Nous vivons différemment. Nos intestins aussi.
Un diagnostic souvent tardif
Le problème, chez les jeunes adultes, n’est pas seulement biologique. Il est aussi culturel.
À 35 ou 40 ans, on ne pense pas au cancer colorectal. Les premiers symptômes sont souvent banalisés : troubles digestifs, fatigue, saignements attribués à des hémorroïdes, variations du transit.
Résultat : le diagnostic survient parfois à un stade plus avancé.
Et pourtant, détecté tôt, ce cancer est hautement curable. Au stade 1, le taux de guérison dépasse 90 %.
Les signaux que l’on ne doit plus ignorer
Certaines manifestations doivent alerter, quel que soit l’âge :
- présence de sang dans les selles
- douleurs abdominales persistantes
- modification durable du transit
- anémie inexpliquée
- perte de poids involontaire
La gêne ne doit jamais retarder une consultation. Parler de ses symptômes digestifs n’est ni tabou ni excessif.
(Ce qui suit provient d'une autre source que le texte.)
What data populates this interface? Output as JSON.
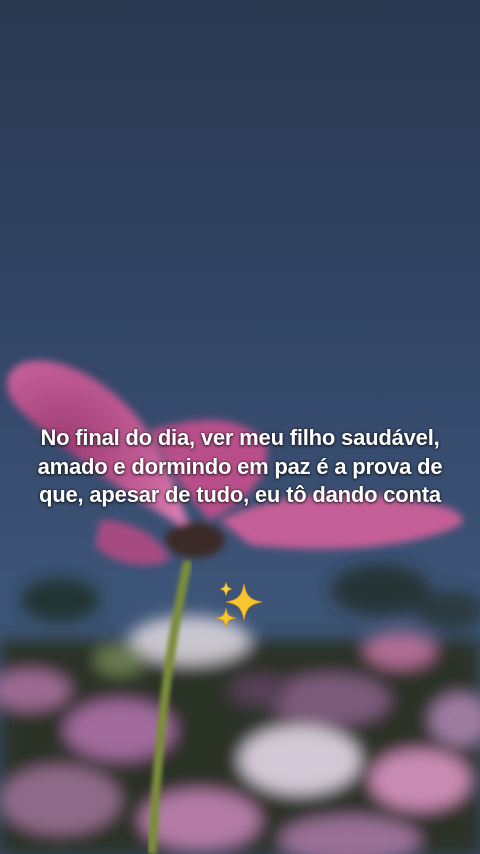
{
  "caption": {
    "text": "No final do dia, ver meu filho saudável, amado e dormindo em paz é a prova de que, apesar de tudo, eu tô dando conta"
  },
  "emoji": {
    "name": "sparkles-icon",
    "color": "#f6c531"
  },
  "colors": {
    "sky_top": "#2b3a50",
    "sky_bottom": "#3b5373",
    "petal": "#c25a92",
    "stem": "#7a8c3a"
  }
}
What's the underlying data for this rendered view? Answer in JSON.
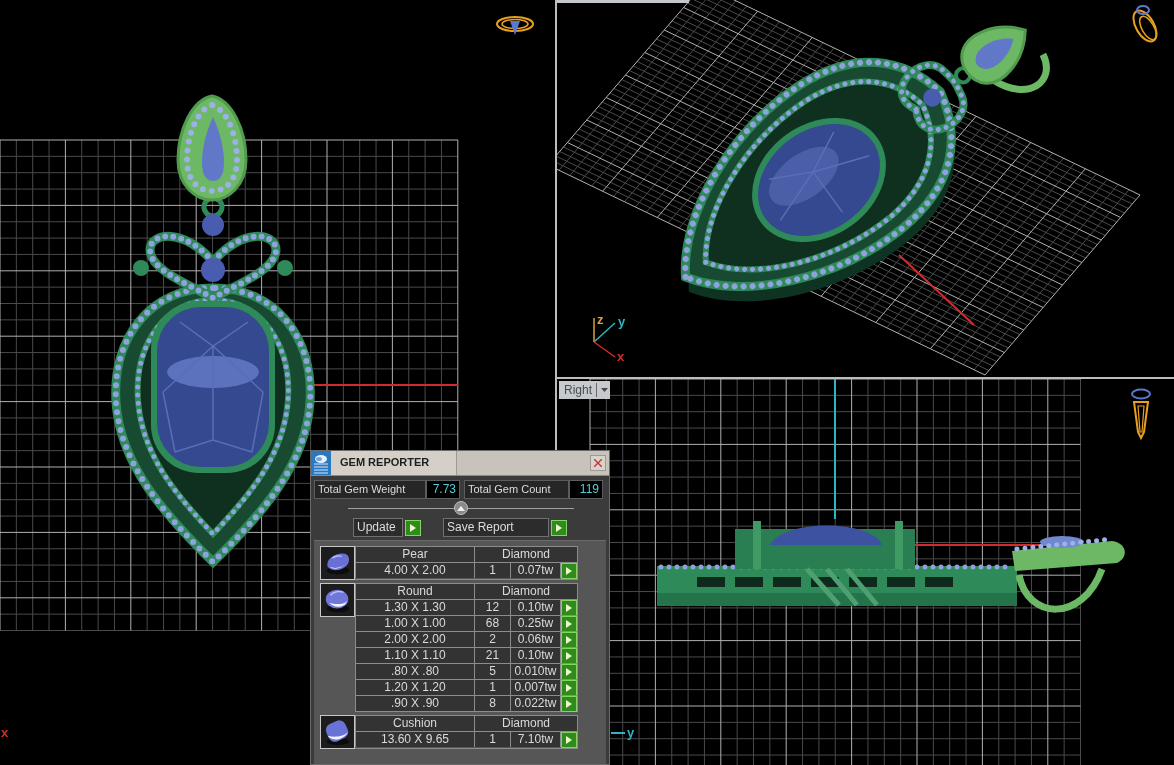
{
  "top_view": {
    "axis_labels": [
      {
        "text": "x",
        "color": "#d22b2b"
      }
    ]
  },
  "perspective_view": {
    "axis_labels": [
      {
        "text": "z",
        "color": "#d9a23a"
      },
      {
        "text": "y",
        "color": "#2fb4c4"
      },
      {
        "text": "x",
        "color": "#d22b2b"
      }
    ]
  },
  "right_view": {
    "view_menu": "Right",
    "axis_labels": [
      {
        "text": "y",
        "color": "#2fb4c4"
      }
    ]
  },
  "gem_reporter": {
    "title": "GEM REPORTER",
    "total_weight_label": "Total Gem Weight",
    "total_weight": "7.73",
    "total_count_label": "Total Gem Count",
    "total_count": "119",
    "buttons": [
      "Update",
      "Save Report"
    ],
    "groups": [
      {
        "kind": "pear",
        "shape": "Pear",
        "material": "Diamond",
        "rows": [
          {
            "size": "4.00 X 2.00",
            "count": "1",
            "weight": "0.07tw"
          }
        ]
      },
      {
        "kind": "round",
        "shape": "Round",
        "material": "Diamond",
        "rows": [
          {
            "size": "1.30 X 1.30",
            "count": "12",
            "weight": "0.10tw"
          },
          {
            "size": "1.00 X 1.00",
            "count": "68",
            "weight": "0.25tw"
          },
          {
            "size": "2.00 X 2.00",
            "count": "2",
            "weight": "0.06tw"
          },
          {
            "size": "1.10 X 1.10",
            "count": "21",
            "weight": "0.10tw"
          },
          {
            "size": ".80 X .80",
            "count": "5",
            "weight": "0.010tw"
          },
          {
            "size": "1.20 X 1.20",
            "count": "1",
            "weight": "0.007tw"
          },
          {
            "size": ".90 X .90",
            "count": "8",
            "weight": "0.022tw"
          }
        ]
      },
      {
        "kind": "cushion",
        "shape": "Cushion",
        "material": "Diamond",
        "rows": [
          {
            "size": "13.60 X 9.65",
            "count": "1",
            "weight": "7.10tw"
          }
        ]
      }
    ]
  }
}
C’est une démarche de prévention.
Le dépistage, un outil décisif
Face à la progression des cas chez les moins de 50 ans, les recommandations ont évolué. Le dépistage débute désormais à 45 ans dans plusieurs pays.
La coloscopie reste l’examen de référence. Elle permet de détecter et de retirer des polypes avant qu’ils ne deviennent cancéreux. Il existe également des tests non invasifs (analyse de selles, tests sanguins), mais ils nécessitent une coloscopie en cas de résultat positif.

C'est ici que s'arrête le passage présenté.